La troisième opinion, qui est celle de notre Loi et un principe fondamental de notre religion, est absolument semblable à cette opinion philosophique, à l’exception d’un seul point.
En effet, nous croyons que celui qui est propre à la prophétie et qui y est préparé peut pourtant ne pas être prophète, ce qui dépend de la volonté divine. »
Et plus loin, de manière tout à fait aristotélicienne :
« Sache que la prophétie, en réalité, est une émanation de Dieu, qui se répand, par l’intermédiaire de l’intellect actif, sur la faculté rationnelle d’abord, et ensuite sur la faculté imaginative ; c’est le plus haut degré de l’homme et le terme de la perfection à laquelle son espèce peut atteindre, et cet état est la plus haute perfection de la faculté imaginative. »
Et enfin, de manière totalement similaire à Avicenne :
« Tu connais aussi les actions de cette faculté imaginative, consistant à garder le souvenir des choses sensibles, à les combiner, et, ce qui est (particulièrement) dans sa nature, à retracer (les images) ; son activité la plus grande et la plus noble n’a lieu que lorsque les sens se reposent et cessent de fonctionner, c’est alors qu’il lui survient une certaine inspiration, (qui est) en raison de sa disposition, et qui est la cause des songes vrais et aussi celle de la prophétie. Elle ne diffère que par le plus et le moins, et non par l’espèce. »

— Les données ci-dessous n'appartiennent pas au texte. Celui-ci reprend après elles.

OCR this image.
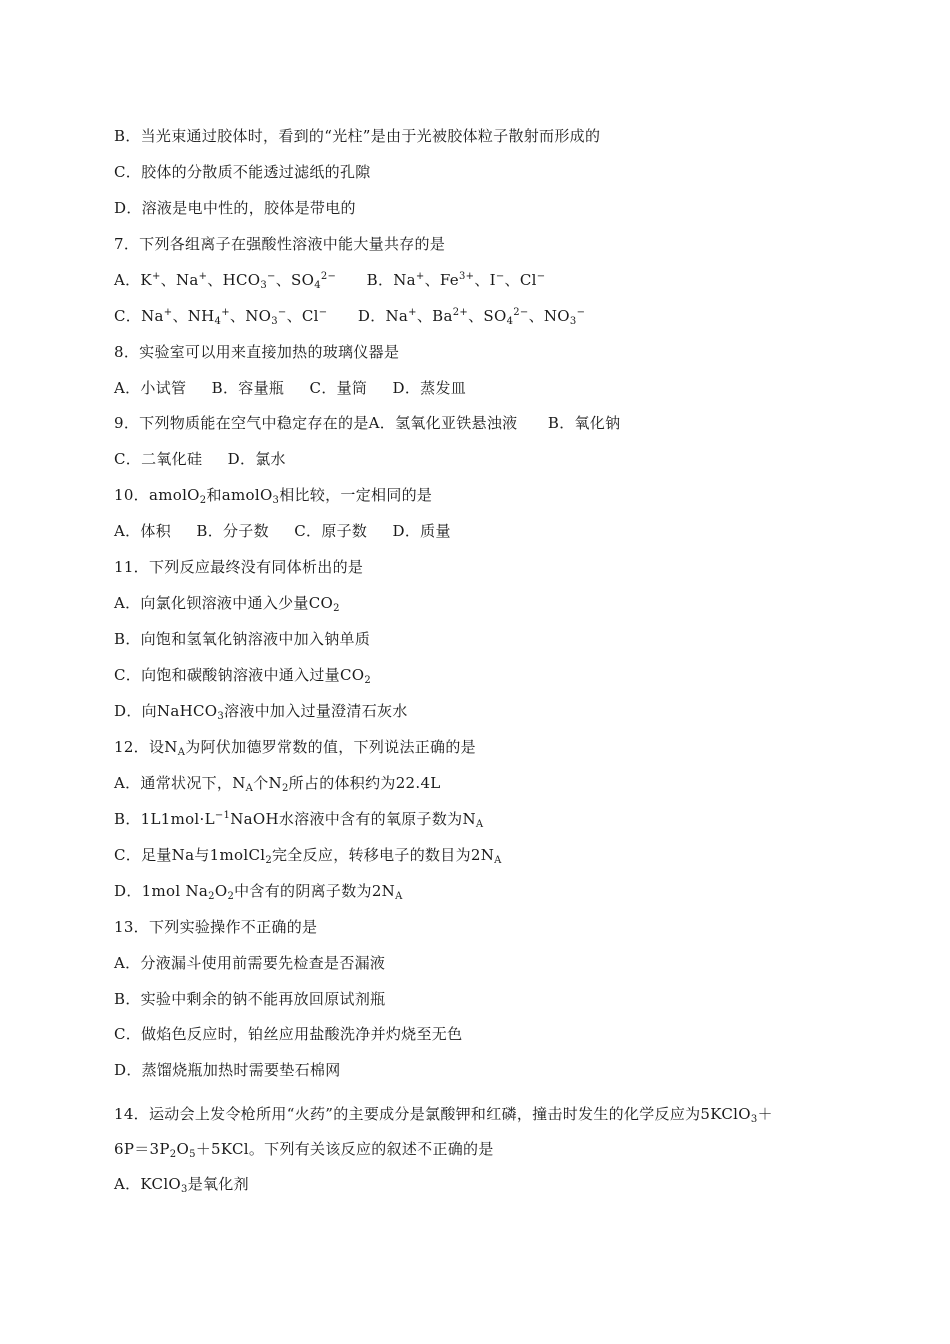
B．当光束通过胶体时，看到的“光柱”是由于光被胶体粒子散射而形成的
C．胶体的分散质不能透过滤纸的孔隙
D．溶液是电中性的，胶体是带电的
7．下列各组离子在强酸性溶液中能大量共存的是
A．K+、Na+、$HCO_3^-$、$SO_4^{2-}$      B．Na+、$Fe^{3+}$、I−、Cl−
C．Na+、$NH_4^+$、$NO_3^-$、Cl−      D．Na+、$Ba^{2+}$、$SO_4^{2-}$、$NO_3^-$
8．实验室可以用来直接加热的玻璃仪器是
A．小试管     B．容量瓶     C．量筒     D．蒸发皿
9．下列物质能在空气中稳定存在的是A．氢氧化亚铁悬浊液      B．氧化钠
C．二氧化硅     D．氯水
10．amolO$_2$和amolO$_3$相比较，一定相同的是
A．体积     B．分子数     C．原子数     D．质量
11．下列反应最终没有同体析出的是
A．向氯化钡溶液中通入少量$CO_2$
B．向饱和氢氧化钠溶液中加入钠单质
C．向饱和碳酸钠溶液中通入过量$CO_2$
D．向NaHCO$_3$溶液中加入过量澄清石灰水
12．设$N_A$为阿伏加德罗常数的值，下列说法正确的是
A．通常状况下，$N_A$个$N_2$所占的体积约为22.4L
B．$1L1mol\cdot L^{-1}NaOH$水溶液中含有的氧原子数为$N_A$
C．足量Na与1molCl$_2$完全反应，转移电子的数目为$2N_A$
D．1mol $Na_2O_2$中含有的阴离子数为$2N_A$
13．下列实验操作不正确的是
A．分液漏斗使用前需要先检查是否漏液
B．实验中剩余的钠不能再放回原试剂瓶
C．做焰色反应时，铂丝应用盐酸洗净并灼烧至无色
D．蒸馏烧瓶加热时需要垫石棉网
14．运动会上发令枪所用“火药”的主要成分是氯酸钾和红磷，撞击时发生的化学反应为5KClO$_3$＋
$6P=3P_2O_5+5KCl$。下列有关该反应的叙述不正确的是
A．KClO$_3$是氧化剂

Et plus loin encore, de manière encore une fois parfaitement conforme à ce que dit Avicenne (sauf pour la troisième partie de son exposé) :
« Cela étant, il faut que tu saches que, si cette émanation de l’intellect (actif) se répand seulement sur la faculté rationnelle (de l’homme), sans qu’il s’en répande rien sur la faculté imaginative [soit parce que l’émanation elle-même est insuffisante, soit parce que la faculté imaginative est défectueuse dans sa formation primitive, de sorte qu’elle est incapable de recevoir l’émanation de l’intellect], c’est là (ce qui constitue) la classe des savants qui se livrent à la spéculation.
Mais si cette émanation se répand à la fois sur les deux facultés, je veux dire sur la rationnelle et sur l’imaginative [comme nous l’avons exposé et comme l’ont aussi exposé d’autres parmi les philosophes], et que l’imaginative a été créée primitivement dans toute sa perfection, c’est là (ce qui constitue) la classe des prophètes.
Si, enfin, l’émanation se répand seulement sur la faculté imaginative, et que la faculté rationnelle reste en arrière, soit par suite de sa formation primitive, soit par suite du peu d’exercice, c’est (ce qui constitue) la classe des hommes d’État qui font les lois, des devins, des augures et de ceux qui font des songes vrais ; et de même, ceux qui font des miracles par des artifices extraordinaires et des arts occultes, sans pourtant être des savants, sont tous de cette troisième classe. »
On a donc Maïmonide reconnaissant le « reflet », mais attribuant cela non pas à une impression de l’intellect dans l’esprit, comme le fait Averroès, mais comme une captation d’une émanation divine.
Au lieu de pousser Aristote jusqu’au bout, Maïmonide en revient à Platon, au « un » et ses « émanations », qu’il considère même comme étant faites par un Dieu « conscient », « pensant ».